Built into Microsoft Office products and Windows. If your kid’s school uses Microsoft 365, they’re likely already seeing Copilot suggestions in Word and Teams. Copilot is more integrated into workflow tools than conversational.

AI in apps they already use

This is the less obvious part. AI is now in Snapchat (My AI), in TikTok’s search and recommendations, in Spotify’s recommendations, in gaming assistants, in the study app Quizlet, in Khan Academy (Khanmigo). Your kid may not think of these as “using AI” but they’re interacting with it constantly.

What to Actually Know as a Parent

”Hallucination” is a real problem.

All of these tools will sometimes state false information with complete confidence. This is called hallucination. Your kid asks about a historical event, the AI generates a convincing answer, and some of the specific details — dates, names, quotes — are simply made up. This isn’t rare. For anything that matters, the output needs to be verified.

Practical advice: if your kid is using AI for research, they should treat AI-generated content like notes from a smart friend who sometimes misremembers things. It’s a starting point, not a source. Check the important claims.

The schools haven’t figured it out yet.

AI policy in K-12 and higher education is genuinely inconsistent right now. Some schools ban it entirely. Some require disclosure. Some treat it as a tool like spell-check. A lot of teachers are navigating this in real time. Your kid may be getting contradictory signals.

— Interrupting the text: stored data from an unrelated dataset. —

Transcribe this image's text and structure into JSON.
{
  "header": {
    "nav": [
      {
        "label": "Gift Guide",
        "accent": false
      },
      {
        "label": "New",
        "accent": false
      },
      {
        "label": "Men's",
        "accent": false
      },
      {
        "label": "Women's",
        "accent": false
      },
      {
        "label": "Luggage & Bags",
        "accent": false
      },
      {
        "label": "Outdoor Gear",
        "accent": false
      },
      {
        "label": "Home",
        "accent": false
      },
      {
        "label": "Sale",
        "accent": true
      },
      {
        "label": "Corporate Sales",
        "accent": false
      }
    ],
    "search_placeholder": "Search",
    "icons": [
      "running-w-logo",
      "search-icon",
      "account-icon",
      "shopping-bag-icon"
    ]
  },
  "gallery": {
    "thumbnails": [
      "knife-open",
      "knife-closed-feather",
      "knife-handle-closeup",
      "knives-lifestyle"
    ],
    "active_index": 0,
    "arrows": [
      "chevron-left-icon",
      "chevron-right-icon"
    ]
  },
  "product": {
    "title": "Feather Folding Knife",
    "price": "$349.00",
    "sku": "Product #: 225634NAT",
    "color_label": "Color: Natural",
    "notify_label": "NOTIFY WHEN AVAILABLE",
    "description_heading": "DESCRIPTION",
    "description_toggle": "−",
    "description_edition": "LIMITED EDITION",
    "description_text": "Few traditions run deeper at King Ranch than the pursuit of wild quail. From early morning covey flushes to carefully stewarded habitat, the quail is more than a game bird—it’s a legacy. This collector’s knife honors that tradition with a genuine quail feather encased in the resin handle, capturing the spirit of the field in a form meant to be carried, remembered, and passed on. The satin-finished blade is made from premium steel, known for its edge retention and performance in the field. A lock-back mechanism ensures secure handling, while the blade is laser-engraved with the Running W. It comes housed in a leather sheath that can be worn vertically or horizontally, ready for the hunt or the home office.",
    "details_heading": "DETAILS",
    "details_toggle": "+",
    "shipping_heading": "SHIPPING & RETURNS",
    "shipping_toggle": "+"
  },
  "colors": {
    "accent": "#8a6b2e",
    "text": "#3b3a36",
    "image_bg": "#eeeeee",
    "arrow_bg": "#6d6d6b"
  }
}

The most useful conversation you can have isn’t about what their school allows — it’s about what they’re actually learning. “If you used AI to write that, what would happen if someone asked you to explain your argument right now?” That’s the test that matters.

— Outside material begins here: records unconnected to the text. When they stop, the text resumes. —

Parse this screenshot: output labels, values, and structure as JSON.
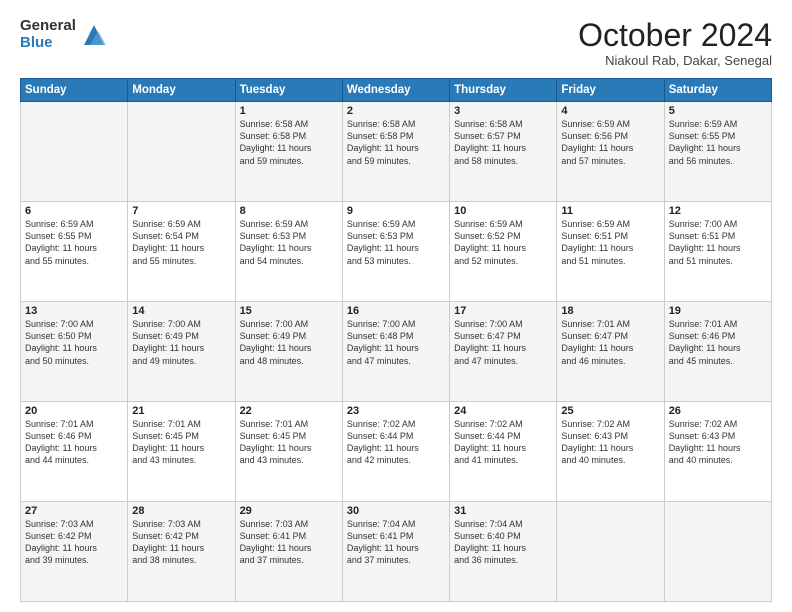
{
  "header": {
    "logo_general": "General",
    "logo_blue": "Blue",
    "month_title": "October 2024",
    "subtitle": "Niakoul Rab, Dakar, Senegal"
  },
  "days_of_week": [
    "Sunday",
    "Monday",
    "Tuesday",
    "Wednesday",
    "Thursday",
    "Friday",
    "Saturday"
  ],
  "weeks": [
    [
      {
        "day": "",
        "sunrise": "",
        "sunset": "",
        "daylight": ""
      },
      {
        "day": "",
        "sunrise": "",
        "sunset": "",
        "daylight": ""
      },
      {
        "day": "1",
        "sunrise": "Sunrise: 6:58 AM",
        "sunset": "Sunset: 6:58 PM",
        "daylight": "Daylight: 11 hours and 59 minutes."
      },
      {
        "day": "2",
        "sunrise": "Sunrise: 6:58 AM",
        "sunset": "Sunset: 6:58 PM",
        "daylight": "Daylight: 11 hours and 59 minutes."
      },
      {
        "day": "3",
        "sunrise": "Sunrise: 6:58 AM",
        "sunset": "Sunset: 6:57 PM",
        "daylight": "Daylight: 11 hours and 58 minutes."
      },
      {
        "day": "4",
        "sunrise": "Sunrise: 6:59 AM",
        "sunset": "Sunset: 6:56 PM",
        "daylight": "Daylight: 11 hours and 57 minutes."
      },
      {
        "day": "5",
        "sunrise": "Sunrise: 6:59 AM",
        "sunset": "Sunset: 6:55 PM",
        "daylight": "Daylight: 11 hours and 56 minutes."
      }
    ],
    [
      {
        "day": "6",
        "sunrise": "Sunrise: 6:59 AM",
        "sunset": "Sunset: 6:55 PM",
        "daylight": "Daylight: 11 hours and 55 minutes."
      },
      {
        "day": "7",
        "sunrise": "Sunrise: 6:59 AM",
        "sunset": "Sunset: 6:54 PM",
        "daylight": "Daylight: 11 hours and 55 minutes."
      },
      {
        "day": "8",
        "sunrise": "Sunrise: 6:59 AM",
        "sunset": "Sunset: 6:53 PM",
        "daylight": "Daylight: 11 hours and 54 minutes."
      },
      {
        "day": "9",
        "sunrise": "Sunrise: 6:59 AM",
        "sunset": "Sunset: 6:53 PM",
        "daylight": "Daylight: 11 hours and 53 minutes."
      },
      {
        "day": "10",
        "sunrise": "Sunrise: 6:59 AM",
        "sunset": "Sunset: 6:52 PM",
        "daylight": "Daylight: 11 hours and 52 minutes."
      },
      {
        "day": "11",
        "sunrise": "Sunrise: 6:59 AM",
        "sunset": "Sunset: 6:51 PM",
        "daylight": "Daylight: 11 hours and 51 minutes."
      },
      {
        "day": "12",
        "sunrise": "Sunrise: 7:00 AM",
        "sunset": "Sunset: 6:51 PM",
        "daylight": "Daylight: 11 hours and 51 minutes."
      }
    ],
    [
      {
        "day": "13",
        "sunrise": "Sunrise: 7:00 AM",
        "sunset": "Sunset: 6:50 PM",
        "daylight": "Daylight: 11 hours and 50 minutes."
      },
      {
        "day": "14",
        "sunrise": "Sunrise: 7:00 AM",
        "sunset": "Sunset: 6:49 PM",
        "daylight": "Daylight: 11 hours and 49 minutes."
      },
      {
        "day": "15",
        "sunrise": "Sunrise: 7:00 AM",
        "sunset": "Sunset: 6:49 PM",
        "daylight": "Daylight: 11 hours and 48 minutes."
      },
      {
        "day": "16",
        "sunrise": "Sunrise: 7:00 AM",
        "sunset": "Sunset: 6:48 PM",
        "daylight": "Daylight: 11 hours and 47 minutes."
      },
      {
        "day": "17",
        "sunrise": "Sunrise: 7:00 AM",
        "sunset": "Sunset: 6:47 PM",
        "daylight": "Daylight: 11 hours and 47 minutes."
      },
      {
        "day": "18",
        "sunrise": "Sunrise: 7:01 AM",
        "sunset": "Sunset: 6:47 PM",
        "daylight": "Daylight: 11 hours and 46 minutes."
      },
      {
        "day": "19",
        "sunrise": "Sunrise: 7:01 AM",
        "sunset": "Sunset: 6:46 PM",
        "daylight": "Daylight: 11 hours and 45 minutes."
      }
    ],
    [
      {
        "day": "20",
        "sunrise": "Sunrise: 7:01 AM",
        "sunset": "Sunset: 6:46 PM",
        "daylight": "Daylight: 11 hours and 44 minutes."
      },
      {
        "day": "21",
        "sunrise": "Sunrise: 7:01 AM",
        "sunset": "Sunset: 6:45 PM",
        "daylight": "Daylight: 11 hours and 43 minutes."
      },
      {
        "day": "22",
        "sunrise": "Sunrise: 7:01 AM",
        "sunset": "Sunset: 6:45 PM",
        "daylight": "Daylight: 11 hours and 43 minutes."
      },
      {
        "day": "23",
        "sunrise": "Sunrise: 7:02 AM",
        "sunset": "Sunset: 6:44 PM",
        "daylight": "Daylight: 11 hours and 42 minutes."
      },
      {
        "day": "24",
        "sunrise": "Sunrise: 7:02 AM",
        "sunset": "Sunset: 6:44 PM",
        "daylight": "Daylight: 11 hours and 41 minutes."
      },
      {
        "day": "25",
        "sunrise": "Sunrise: 7:02 AM",
        "sunset": "Sunset: 6:43 PM",
        "daylight": "Daylight: 11 hours and 40 minutes."
      },
      {
        "day": "26",
        "sunrise": "Sunrise: 7:02 AM",
        "sunset": "Sunset: 6:43 PM",
        "daylight": "Daylight: 11 hours and 40 minutes."
      }
    ],
    [
      {
        "day": "27",
        "sunrise": "Sunrise: 7:03 AM",
        "sunset": "Sunset: 6:42 PM",
        "daylight": "Daylight: 11 hours and 39 minutes."
      },
      {
        "day": "28",
        "sunrise": "Sunrise: 7:03 AM",
        "sunset": "Sunset: 6:42 PM",
        "daylight": "Daylight: 11 hours and 38 minutes."
      },
      {
        "day": "29",
        "sunrise": "Sunrise: 7:03 AM",
        "sunset": "Sunset: 6:41 PM",
        "daylight": "Daylight: 11 hours and 37 minutes."
      },
      {
        "day": "30",
        "sunrise": "Sunrise: 7:04 AM",
        "sunset": "Sunset: 6:41 PM",
        "daylight": "Daylight: 11 hours and 37 minutes."
      },
      {
        "day": "31",
        "sunrise": "Sunrise: 7:04 AM",
        "sunset": "Sunset: 6:40 PM",
        "daylight": "Daylight: 11 hours and 36 minutes."
      },
      {
        "day": "",
        "sunrise": "",
        "sunset": "",
        "daylight": ""
      },
      {
        "day": "",
        "sunrise": "",
        "sunset": "",
        "daylight": ""
      }
    ]
  ]
}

Younger kids are accessing these tools too.

Most AI tools have age restrictions (13+ for ChatGPT, though it’s not strictly enforced). Kids younger than that are using these tools. If you have a child under 13, it’s worth having an explicit conversation about whether they’re accessing these tools and through what device.

The output quality depends heavily on how you ask.

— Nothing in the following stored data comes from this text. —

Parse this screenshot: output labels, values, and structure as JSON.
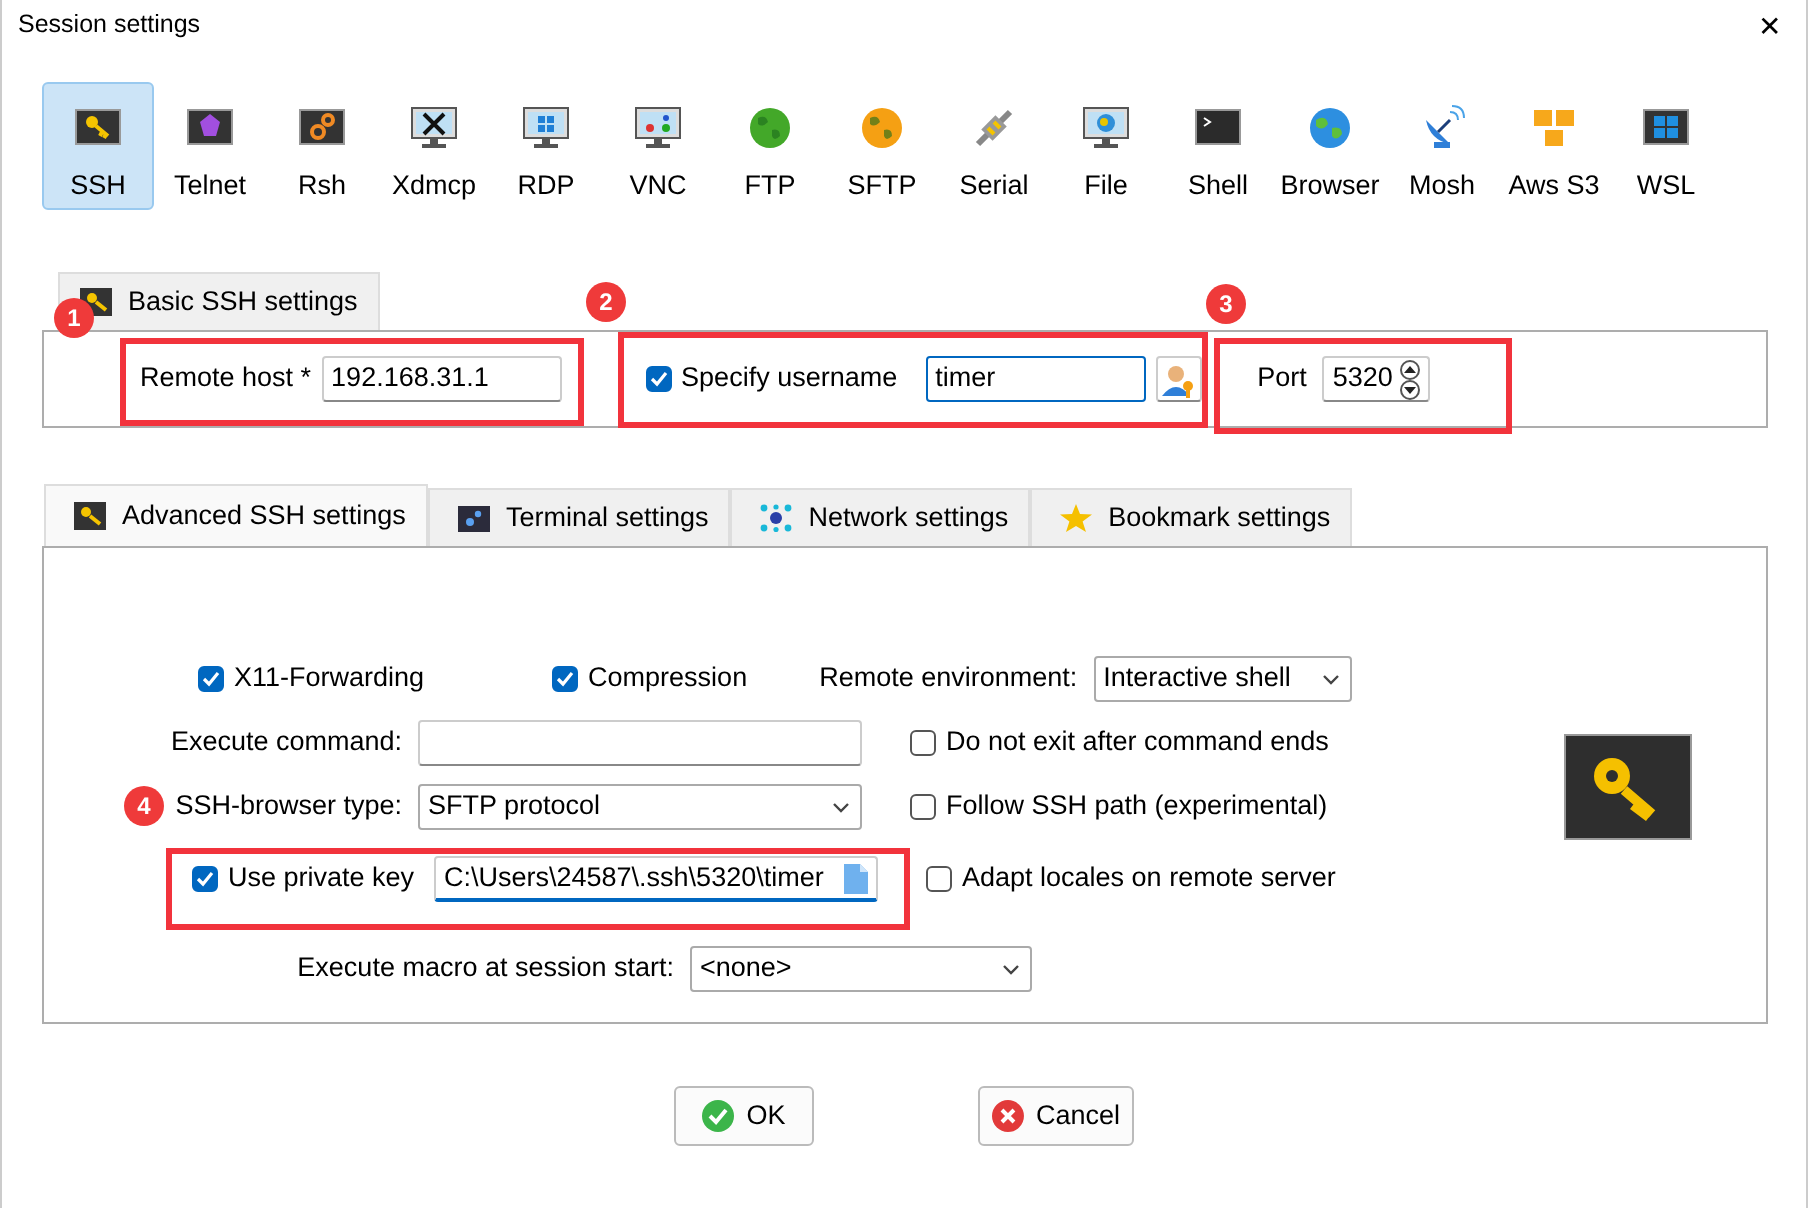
{
  "window": {
    "title": "Session settings",
    "close": "✕"
  },
  "session_types": [
    {
      "label": "SSH",
      "selected": true
    },
    {
      "label": "Telnet",
      "selected": false
    },
    {
      "label": "Rsh",
      "selected": false
    },
    {
      "label": "Xdmcp",
      "selected": false
    },
    {
      "label": "RDP",
      "selected": false
    },
    {
      "label": "VNC",
      "selected": false
    },
    {
      "label": "FTP",
      "selected": false
    },
    {
      "label": "SFTP",
      "selected": false
    },
    {
      "label": "Serial",
      "selected": false
    },
    {
      "label": "File",
      "selected": false
    },
    {
      "label": "Shell",
      "selected": false
    },
    {
      "label": "Browser",
      "selected": false
    },
    {
      "label": "Mosh",
      "selected": false
    },
    {
      "label": "Aws S3",
      "selected": false
    },
    {
      "label": "WSL",
      "selected": false
    }
  ],
  "basic_tab": {
    "label": "Basic SSH settings"
  },
  "basic": {
    "remote_host_label": "Remote host *",
    "remote_host": "192.168.31.1",
    "specify_username": {
      "label": "Specify username",
      "checked": true
    },
    "username": "timer",
    "port_label": "Port",
    "port": "5320"
  },
  "advanced_tabs": [
    {
      "label": "Advanced SSH settings",
      "selected": true
    },
    {
      "label": "Terminal settings",
      "selected": false
    },
    {
      "label": "Network settings",
      "selected": false
    },
    {
      "label": "Bookmark settings",
      "selected": false
    }
  ],
  "advanced": {
    "x11_forwarding": {
      "label": "X11-Forwarding",
      "checked": true
    },
    "compression": {
      "label": "Compression",
      "checked": true
    },
    "remote_environment_label": "Remote environment:",
    "remote_environment": "Interactive shell",
    "execute_command_label": "Execute command:",
    "do_not_exit": {
      "label": "Do not exit after command ends",
      "checked": false
    },
    "browser_type_label": "SSH-browser type:",
    "browser_type": "SFTP protocol",
    "follow_ssh_path": {
      "label": "Follow SSH path (experimental)",
      "checked": false
    },
    "use_private_key": {
      "label": "Use private key",
      "checked": true
    },
    "private_key_path": "C:\\Users\\24587\\.ssh\\5320\\timer",
    "adapt_locales": {
      "label": "Adapt locales on remote server",
      "checked": false
    },
    "macro_label": "Execute macro at session start:",
    "macro": "<none>"
  },
  "buttons": [
    {
      "label": "OK",
      "kind": "ok"
    },
    {
      "label": "Cancel",
      "kind": "cancel"
    }
  ],
  "annotations": [
    {
      "label": "1"
    },
    {
      "label": "2"
    },
    {
      "label": "3"
    },
    {
      "label": "4"
    }
  ]
}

This is actually worth teaching your kids: being specific and detailed in your prompt produces dramatically better results. “Explain photosynthesis” gets a generic middle-school-level response. “Explain photosynthesis to me like I’m a 10th-grader who already understands basic chemistry but has never taken biology” gets something much more useful.

This prompt-crafting skill is genuinely valuable. It’s also a good exercise in being precise about what you actually need.

How to Use This as a Teaching Moment

Don’t approach this as surveillance or as a lecture. Approach it with genuine curiosity.

Try using a tool together.

Sit with your kid, open ChatGPT, and ask it something you’re both curious about. Then fact-check one of its claims. Watch it be wrong about something. Talk about what that means.

Ask what they’ve noticed.

“What have you used it for? What did you think?” You might learn something. They’ve probably experimented more than you have.

Talk about the cheating question without making it the whole conversation.

Yes, using AI to write an essay they’re supposed to write is academically dishonest. Also, the more interesting question is: what are they not learning when they skip the writing process? Help them understand what the work is actually for. The writing isn’t the point — the thinking that happens during writing is the point.

Don’t treat it as inherently scary or inherently wonderful.

It’s a tool with genuine capabilities and genuine limitations. The goal is for your kid to be someone who uses tools well — not someone who avoids them out of fear or uses them uncritically.

The Short Version

Your kid is in a world where these tools exist. The question isn’t whether they encounter them — it’s whether they understand them well enough to use them wisely.

Knowing what these tools actually are — pattern-matching text generators that are often useful and sometimes wrong — is the foundation. Everything else follows from that honest starting point.

You don’t need to be a tech expert to have this conversation. You need to be curious and willing to figure it out alongside them. That’s plenty.